Example 4: GATE-Style Problem — Unknown Temperature
Problem: A Carnot engine has an efficiency of 40%. If the temperature of the hot reservoir is increased by 100 K while the cold reservoir temperature remains unchanged, the new efficiency becomes 50%. Find both reservoir temperatures.
Solution
From the first condition: 0.4 = 1 − TL/TH → TL/TH = 0.6 → TL = 0.6 TH … (i)
From the second condition: 0.5 = 1 − TL/(TH + 100) → TL/(TH + 100) = 0.5 → TL = 0.5(TH + 100) … (ii)
From (i) and (ii): 0.6 TH = 0.5 TH + 50
0.1 TH = 50 → TH = 500 K
TL = 0.6 × 500 = TL = 300 K
Verification: η&sub1; = 1 − 300/500 = 40% ✓ and η&sub2; = 1 − 300/600 = 50% ✓
8. Why Real Engines Fall Short
No real engine achieves Carnot efficiency. Here is why:
| Source of Irreversibility | Effect on Efficiency |
|---|---|
| Friction in pistons, bearings, and turbine blades | Converts useful work into waste heat, reducing net work output |
| Finite-rate heat transfer (heat flows across a temperature difference) | Requires Tgas < TH during heat addition and Tgas > TL during rejection, reducing effective ΔT |
| Non-quasi-static processes (rapid compression/expansion) | Creates pressure and temperature gradients within the gas, generating entropy |
| Heat loss through engine walls and insulation gaps | Reduces the heat available for conversion to work |
| Combustion irreversibility (in IC engines) | Chemical reactions are inherently irreversible, destroying availability |
Typical real-world efficiencies compared to Carnot:
| Engine Type | Typical Actual Efficiency | Carnot Efficiency (same T range) |
|---|---|---|
| Petrol (gasoline) engine | 25–30% | ~55–60% |
| Diesel engine | 35–45% | ~60–65% |
| Coal-fired power plant | 33–40% | ~60–65% |
| Combined cycle gas turbine | 55–62% | ~70–75% |
| Nuclear power plant | 30–35% | ~45–50% |
9. Common Mistakes Students Make
- Using Celsius instead of Kelvin: This is the single most common error in Carnot problems. η = 1 − 27/527 = 94.9% is WRONG. Correct: η = 1 − 300/800 = 62.5%. Always convert to Kelvin first.
- Claiming 100% efficiency is possible: Carnot efficiency equals 100% only when TL = 0 K (absolute zero), which is physically unattainable according to the Third Law of Thermodynamics.
- Confusing COP with efficiency: COP applies to refrigerators and heat pumps and can exceed 1. Thermal efficiency applies to heat engines and is always less than 1. These are different performance measures.
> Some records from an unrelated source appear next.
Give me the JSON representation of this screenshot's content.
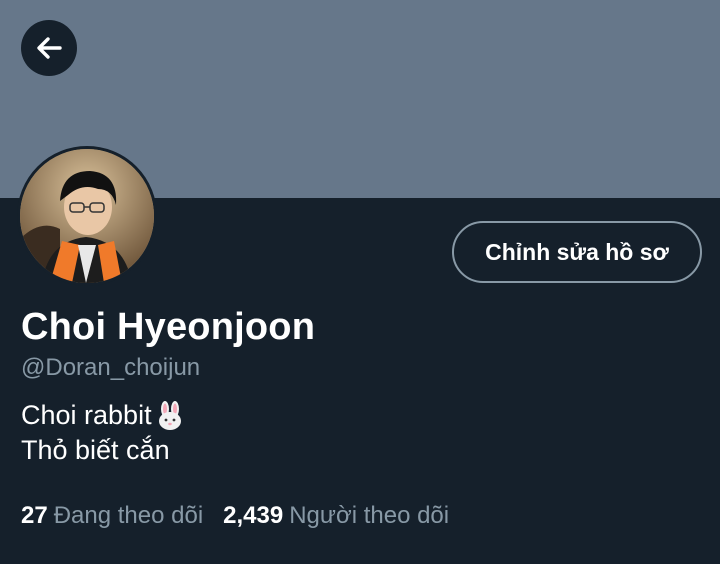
{
  "header": {
    "back_icon": "arrow-left-icon",
    "banner_color": "#66778a"
  },
  "profile": {
    "avatar_icon": "profile-photo",
    "display_name": "Choi Hyeonjoon",
    "handle": "@Doran_choijun",
    "bio_line1": "Choi rabbit",
    "bio_line1_emoji": "rabbit-face-icon",
    "bio_line2": "Thỏ biết cắn"
  },
  "actions": {
    "edit_profile_label": "Chỉnh sửa hồ sơ"
  },
  "stats": {
    "following_count": "27",
    "following_label": "Đang theo dõi",
    "followers_count": "2,439",
    "followers_label": "Người theo dõi"
  },
  "colors": {
    "background": "#15202b",
    "secondary_text": "#8899a6",
    "text": "#ffffff"
  }
}
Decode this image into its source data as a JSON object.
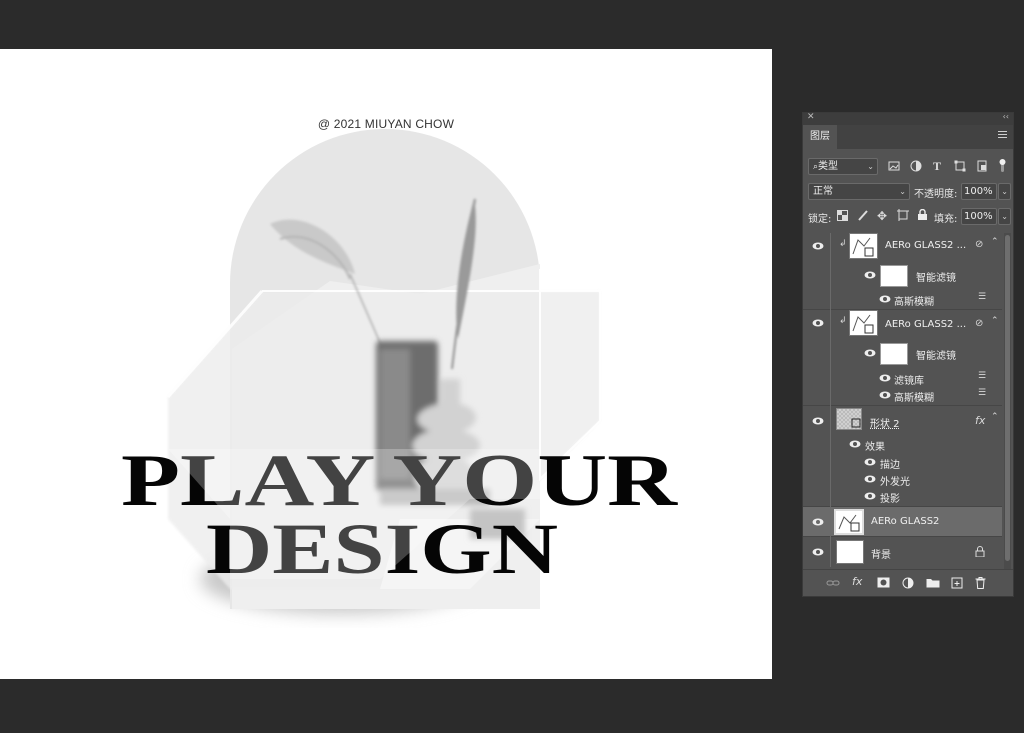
{
  "canvas": {
    "copyright": "@ 2021 MIUYAN CHOW",
    "headline_line1": "PLAY YOUR",
    "headline_line2": "DESIGN"
  },
  "panel": {
    "tab_label": "图层",
    "filter_kind": "类型",
    "blend_mode": "正常",
    "opacity_label": "不透明度:",
    "opacity_value": "100%",
    "lock_label": "锁定:",
    "fill_label": "填充:",
    "fill_value": "100%",
    "layers": [
      {
        "name": "AERo   GLASS2 ...",
        "smart_filters_label": "智能滤镜",
        "filters": [
          "高斯模糊"
        ]
      },
      {
        "name": "AERo   GLASS2 ...",
        "smart_filters_label": "智能滤镜",
        "filters": [
          "滤镜库",
          "高斯模糊"
        ]
      },
      {
        "name": "形状 2",
        "fx_label": "fx",
        "effects_label": "效果",
        "effects": [
          "描边",
          "外发光",
          "投影"
        ]
      },
      {
        "name": "AERo   GLASS2"
      },
      {
        "name": "背景"
      }
    ],
    "footer_fx": "fx"
  }
}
- Assuming real engines can reach Carnot efficiency: Carnot efficiency is a theoretical upper bound. Real engines always fall short due to irreversibilities. Stating that a real engine achieves exactly Carnot efficiency is physically incorrect.
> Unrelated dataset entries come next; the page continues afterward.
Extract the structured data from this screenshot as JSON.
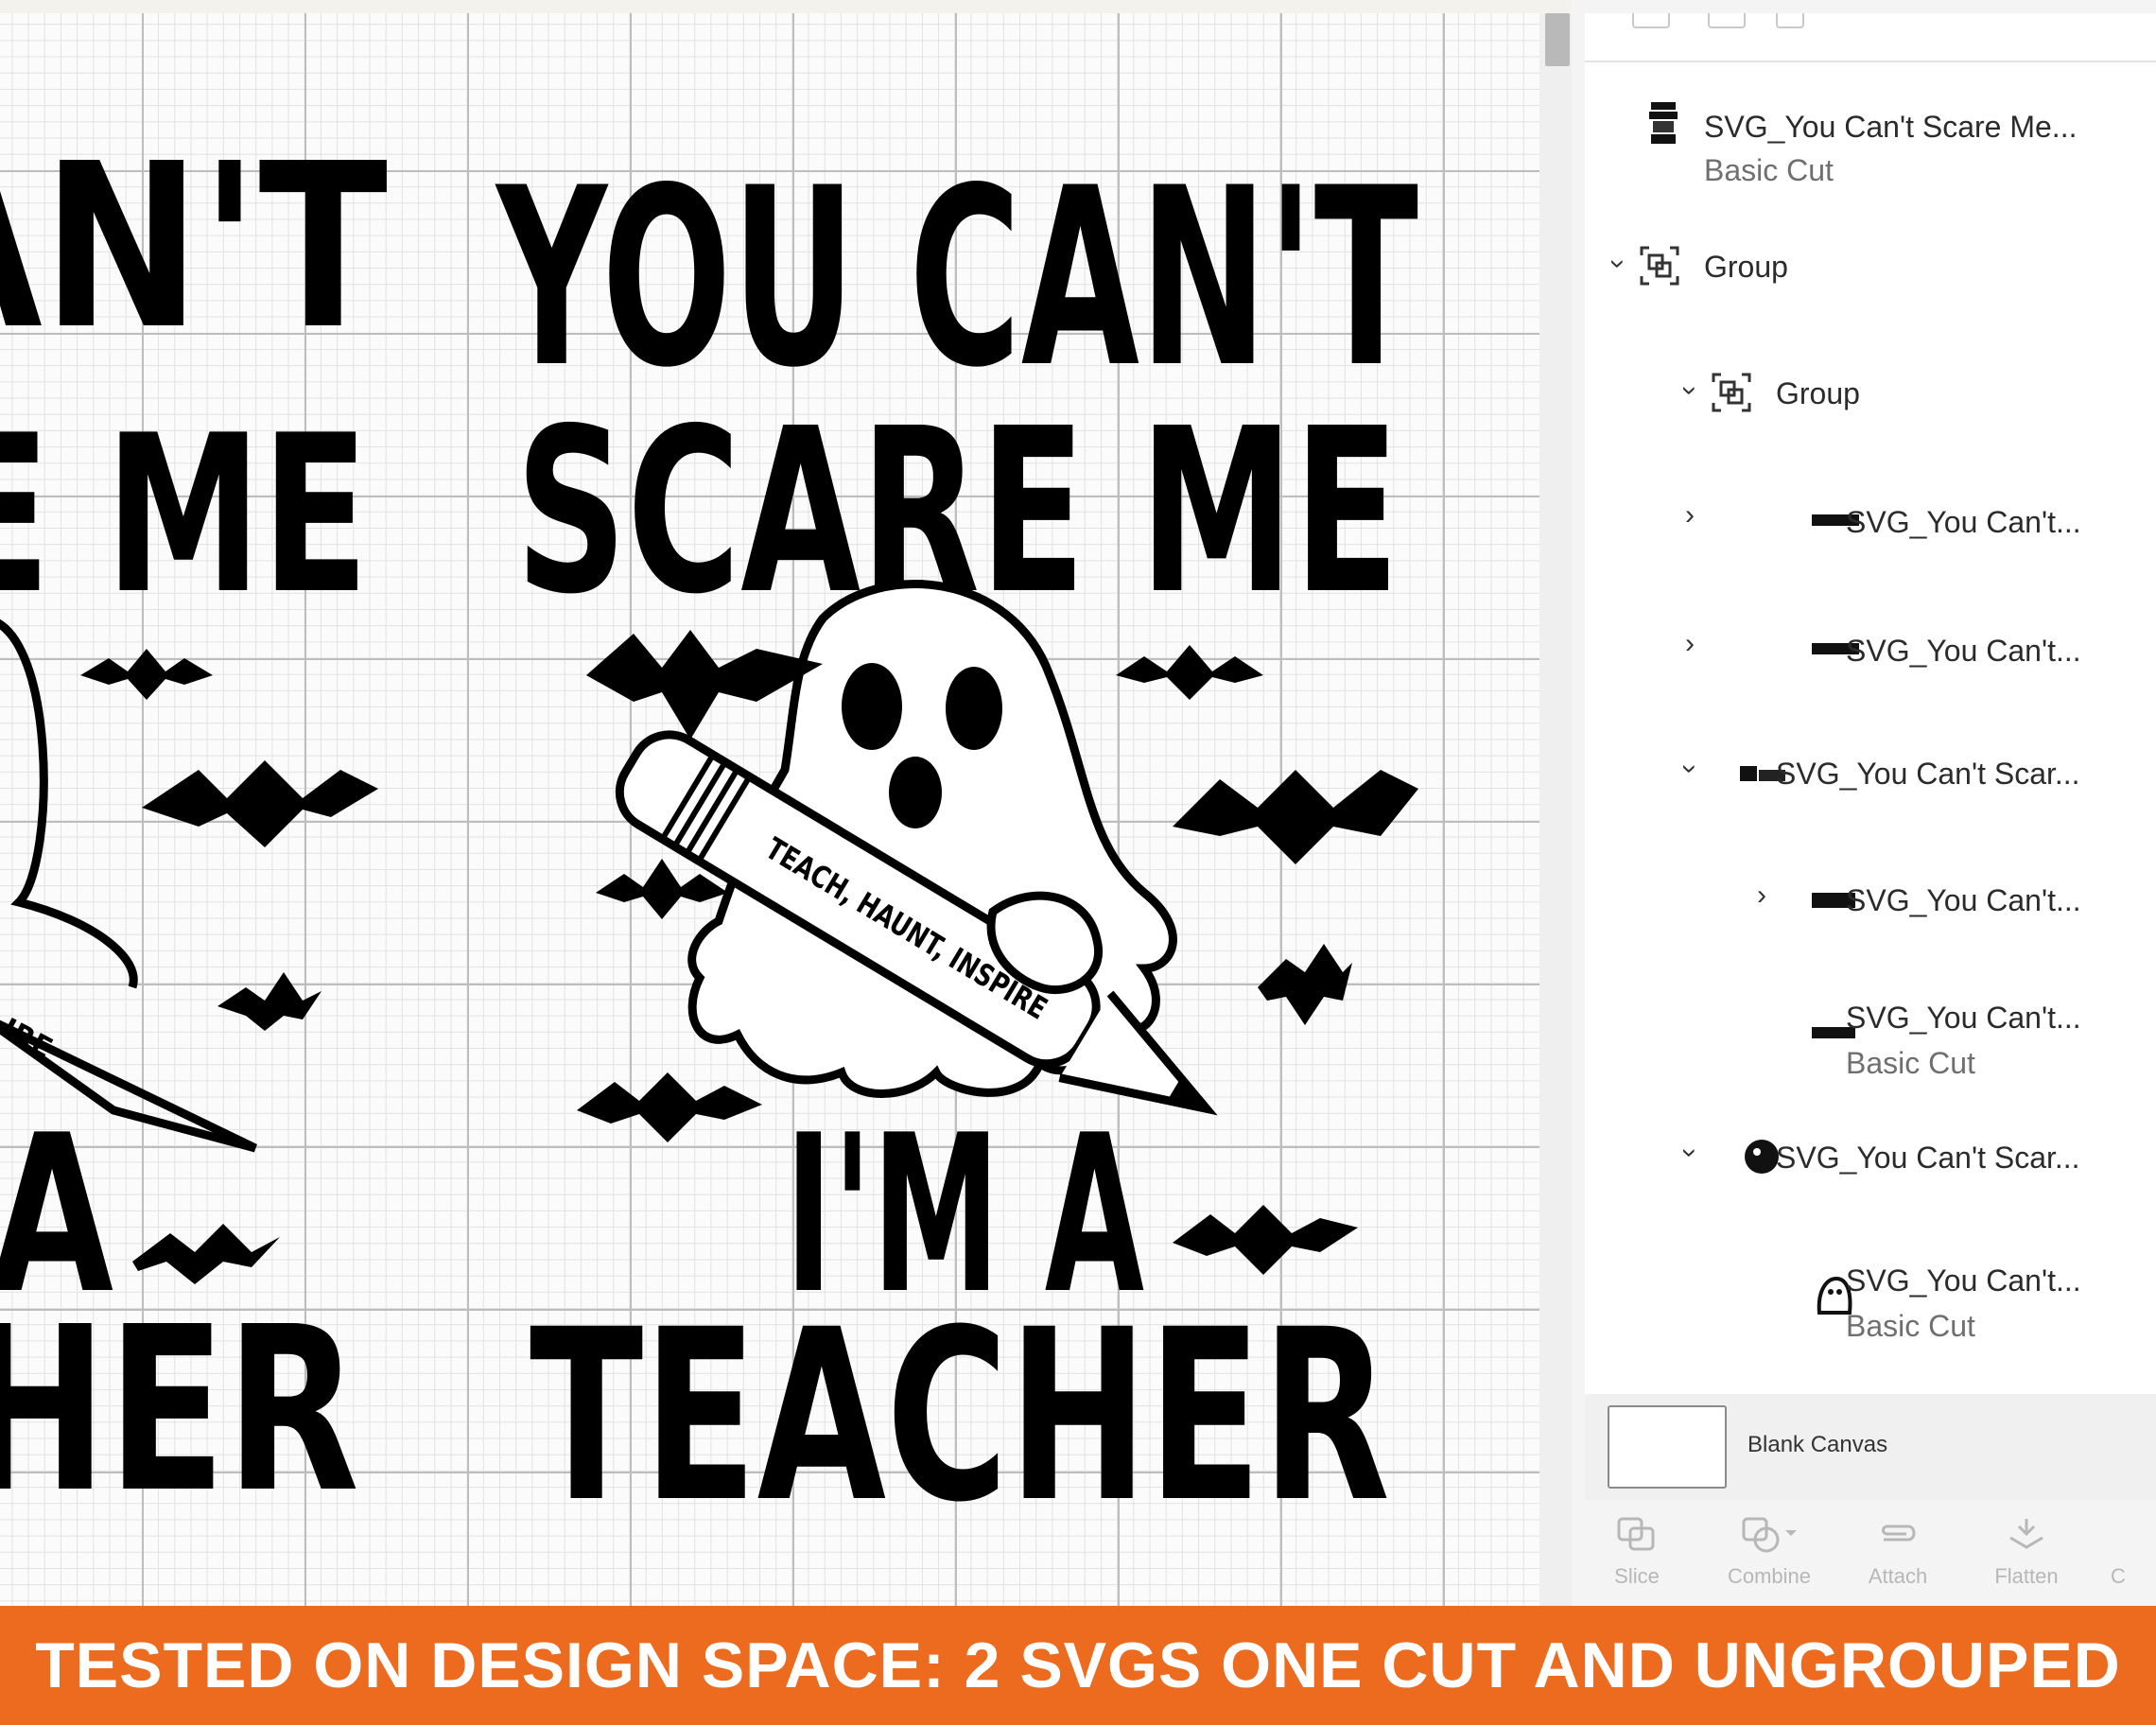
{
  "design": {
    "line1": "YOU CAN'T",
    "line2": "SCARE ME",
    "pencil_text": "TEACH, HAUNT, INSPIRE",
    "line3": "I'M A",
    "line4": "TEACHER",
    "left_line1": "AN'T",
    "left_line2": "E ME",
    "left_line3": "A",
    "left_line4": "HER",
    "left_pencil": "IRE"
  },
  "layers": {
    "items": [
      {
        "name": "SVG_You Can't Scare Me...",
        "sub": "Basic Cut",
        "thumb": "layer-thumbnail"
      },
      {
        "name": "Group",
        "icon": "group-icon",
        "expanded": true
      },
      {
        "name": "Group",
        "icon": "group-icon",
        "expanded": true
      },
      {
        "name": "SVG_You Can't...",
        "thumb": "layer-thumbnail",
        "expanded": false
      },
      {
        "name": "SVG_You Can't...",
        "thumb": "layer-thumbnail",
        "expanded": false
      },
      {
        "name": "SVG_You Can't Scar...",
        "thumb": "layer-thumbnail",
        "expanded": true
      },
      {
        "name": "SVG_You Can't...",
        "thumb": "layer-thumbnail",
        "expanded": false
      },
      {
        "name": "SVG_You Can't...",
        "sub": "Basic Cut",
        "thumb": "layer-thumbnail"
      },
      {
        "name": "SVG_You Can't Scar...",
        "thumb": "layer-thumbnail",
        "expanded": true
      },
      {
        "name": "SVG_You Can't...",
        "sub": "Basic Cut",
        "thumb": "layer-thumbnail"
      }
    ]
  },
  "blank_canvas": {
    "label": "Blank Canvas"
  },
  "toolbar": {
    "slice": "Slice",
    "combine": "Combine",
    "attach": "Attach",
    "flatten": "Flatten",
    "more": "C"
  },
  "banner": {
    "text": "TESTED ON DESIGN SPACE: 2 SVGS ONE CUT AND UNGROUPED"
  },
  "colors": {
    "banner": "#ec6b1f",
    "grid_major": "#bdbdbd",
    "grid_minor": "#e2e2e2"
  }
}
- Forgetting that Carnot efficiency is independent of working fluid: The formula η = 1 − TL/TH applies regardless of whether the engine uses air, steam, helium, or any other substance. This is a direct consequence of Carnot’s theorem.
10. Frequently Asked Questions
What is the Carnot cycle?
The Carnot cycle is a theoretical thermodynamic cycle consisting of four reversible processes (isothermal expansion, adiabatic expansion, isothermal compression, adiabatic compression) that achieves the maximum possible efficiency for a heat engine operating between two thermal reservoirs. It was proposed by Sadi Carnot in 1824 and remains the fundamental benchmark for all heat engine performance.
What is the formula for Carnot efficiency?
ηCarnot = 1 − TL/TH, where TL and TH are the absolute temperatures (in Kelvin) of the cold and hot reservoirs respectively. This formula gives the upper limit of efficiency — no heat engine can exceed this value for the given temperature limits.
Why can no real engine achieve Carnot efficiency?
The Carnot cycle requires all processes to be perfectly reversible — zero friction, infinitely slow operation, and heat transfer across zero temperature difference. These are physical impossibilities. Every real engine has friction in moving parts, operates at finite speeds, and transfers heat across finite temperature differences. Each of these generates entropy and pushes the efficiency below the Carnot limit.